The New Testament does not tell us exactly how many elders a local church should have. It does, however, say that each local church should have more than one elder. Examples of a plurality of elders are found in Acts 11:30, 14:23, 15:6, 20:17; Philippians 1:1; Titus 1:5; James 5:14; and 1 Peter 5:1. The author of Hebrews refers to multiple “leaders” in the church (13:7, 17, 24).
The clear pattern of the New Testament is that each local church should have multiple elders. Why would God desire this for His church? Here are 14 benefits of having multiple elders, in no particular order:
- No one man possesses all the gifts necessary for leading a congregation. Some men are strong preachers but weak in counselling or administration. Some are gifted in organisation and administration but not strong in preaching. Some are effective in counselling, but not strong in organisation.
- Having multiple elders keeps their pride in check. A group of men who are accountable to one another, and to the church, will be less likely to use their authority in excessive or sinful ways.

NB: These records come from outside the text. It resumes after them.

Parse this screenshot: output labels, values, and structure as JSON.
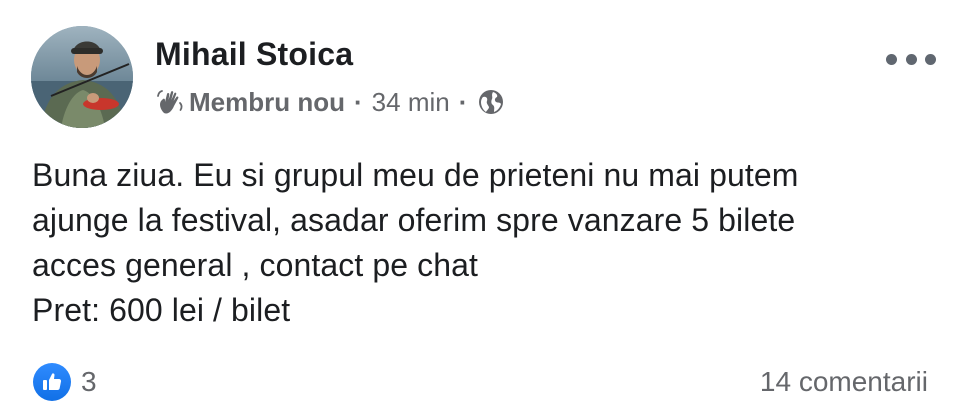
{
  "author": {
    "name": "Mihail Stoica"
  },
  "meta": {
    "badge_icon": "waving-hand-icon",
    "badge_label": "Membru nou",
    "separator": "·",
    "time": "34 min",
    "audience_icon": "globe-icon"
  },
  "post": {
    "lines": [
      "Buna ziua. Eu si grupul meu de prieteni nu mai putem",
      "ajunge la festival, asadar oferim spre vanzare 5 bilete",
      "acces general , contact pe chat",
      "Pret: 600 lei / bilet"
    ]
  },
  "footer": {
    "reaction_icon": "like-icon",
    "reaction_count": "3",
    "comments": "14 comentarii"
  },
  "colors": {
    "text_primary": "#1c1e21",
    "text_secondary": "#65676b",
    "like_blue": "#1877f2"
  }
}
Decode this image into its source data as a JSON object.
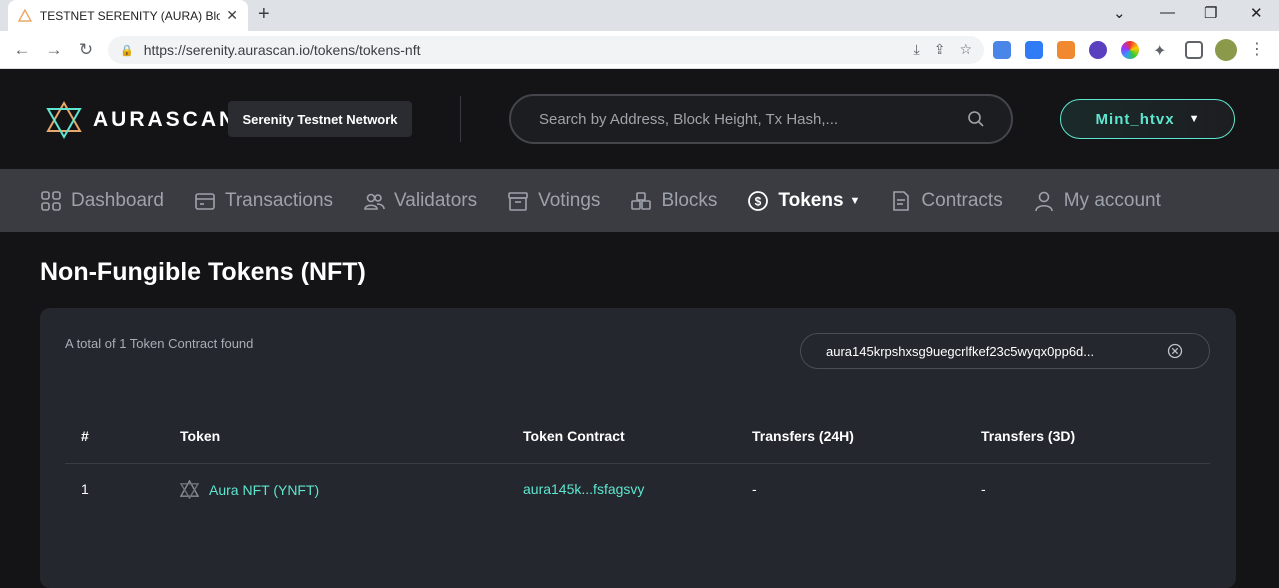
{
  "browser": {
    "tab_title": "TESTNET SERENITY (AURA) Block",
    "url": "https://serenity.aurascan.io/tokens/tokens-nft"
  },
  "header": {
    "brand": "AURASCAN",
    "network": "Serenity Testnet Network",
    "search_placeholder": "Search by Address, Block Height, Tx Hash,...",
    "account": "Mint_htvx"
  },
  "nav": {
    "items": [
      {
        "label": "Dashboard",
        "icon": "dashboard-icon"
      },
      {
        "label": "Transactions",
        "icon": "transactions-icon"
      },
      {
        "label": "Validators",
        "icon": "validators-icon"
      },
      {
        "label": "Votings",
        "icon": "votings-icon"
      },
      {
        "label": "Blocks",
        "icon": "blocks-icon"
      },
      {
        "label": "Tokens",
        "icon": "tokens-icon",
        "active": true
      },
      {
        "label": "Contracts",
        "icon": "contracts-icon"
      },
      {
        "label": "My account",
        "icon": "account-icon"
      }
    ]
  },
  "page": {
    "title": "Non-Fungible Tokens (NFT)",
    "count_text": "A total of 1 Token Contract found",
    "filter_value": "aura145krpshxsg9uegcrlfkef23c5wyqx0pp6d..."
  },
  "table": {
    "headers": [
      "#",
      "Token",
      "Token Contract",
      "Transfers (24H)",
      "Transfers (3D)"
    ],
    "rows": [
      {
        "index": "1",
        "token": "Aura NFT (YNFT)",
        "contract": "aura145k...fsfagsvy",
        "transfers_24h": "-",
        "transfers_3d": "-"
      }
    ]
  },
  "colors": {
    "accent": "#5ee6d0",
    "background": "#141416",
    "nav_bg": "#3a3c42",
    "card_bg": "#24272d"
  }
}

- Having multiple elders increases the church’s ability to stand firm in the faith. In Acts 20, Paul warns, not one man, but a group of men to be aware of the dangers that awaited them. One man is more susceptible to lead a church to cave in the midst of persecution or to give in to false teaching. But a group of men standing together increases a church’s ability to endure challenges to the faith from without and from within.
- Having multiple elders supplements a senior pastor’s judgment. I know that I need help in decision-making, so I want to be surrounded by godly, mature, and wise men to supplement my judgment. Proverbs 11:14 says, “In an abundance of counsellors there is safety.”
- Having multiple elders creates support in the congregation for decisions that are made. Decisions made by multiple elders rather than by a single elder are more likely to have the support of the entire congregation. Proverbs 15:22 reads, “Without counsel plans fail, but with many advisors they succeed.”
- Having multiple elders leaves a senior pastor less exposed to unjust criticism. It protects him from receiving all the praise or criticism for a decision.
- Having multiple elders makes the leadership more permanent. Having a group of men who lead the church through teaching and governing provides stability for the church if one of them is no longer able to serve.
- Having multiple elders makes the church less dependent on employees. The church can expect the elders to do many of the things that need to be done but are usually not done unless someone is paid to come in and do them. For example, the church doesn’t have to pay someone to come in and lead their discipleship ministry because the elders lead the church’s teaching ministry.
- Having multiple elders encourages the church to take ownership for the spiritual growth of its members. The church has to take a more active role in preparing, equipping, and identifying those in their congregation who are qualified to be elders.
- Having multiple elders gives the church a model of humility and unity that should characterise the entire congregation. As the church sees a group of men with different gifts and personalities loving, serving, and submitting to one another, they are encouraged to do the same.
- Having multiple elders enables the leadership to know the congregation better. It is easier for multiple elders to know and care for the entire congregation than just a single pastor. With multiple elders, it is less likely that members of the congregation will feel neglected, or feel like they do not have access to the leadership.
- Having multiple elders means that the burden of ministry is shared. More shoulders carrying the burden of leadership means that the elders will be able to walk longer and carry more weight over the long haul.
- Having multiple elders reminds the church that the work of the ministry is not for a few select professionals. When members of the church show themselves to be called and qualified to serve as elders, it encourages others to think that they could perhaps be an elder one day too.
- Having multiple elders reminds us that Christ alone is the Head of the church (Colossians 1:18). He is the Chief Shepherd, and those who serve as elders are merely undershepherds. Having only one elder can blur this distinction, leading people to think that the church belongs to that pastor. Having multiple elders reminds us that the head of the church is Jesus, not the pastor.
May we pray for God to make it clear to us which men among us are called, qualified, and ready to help shepherd our church.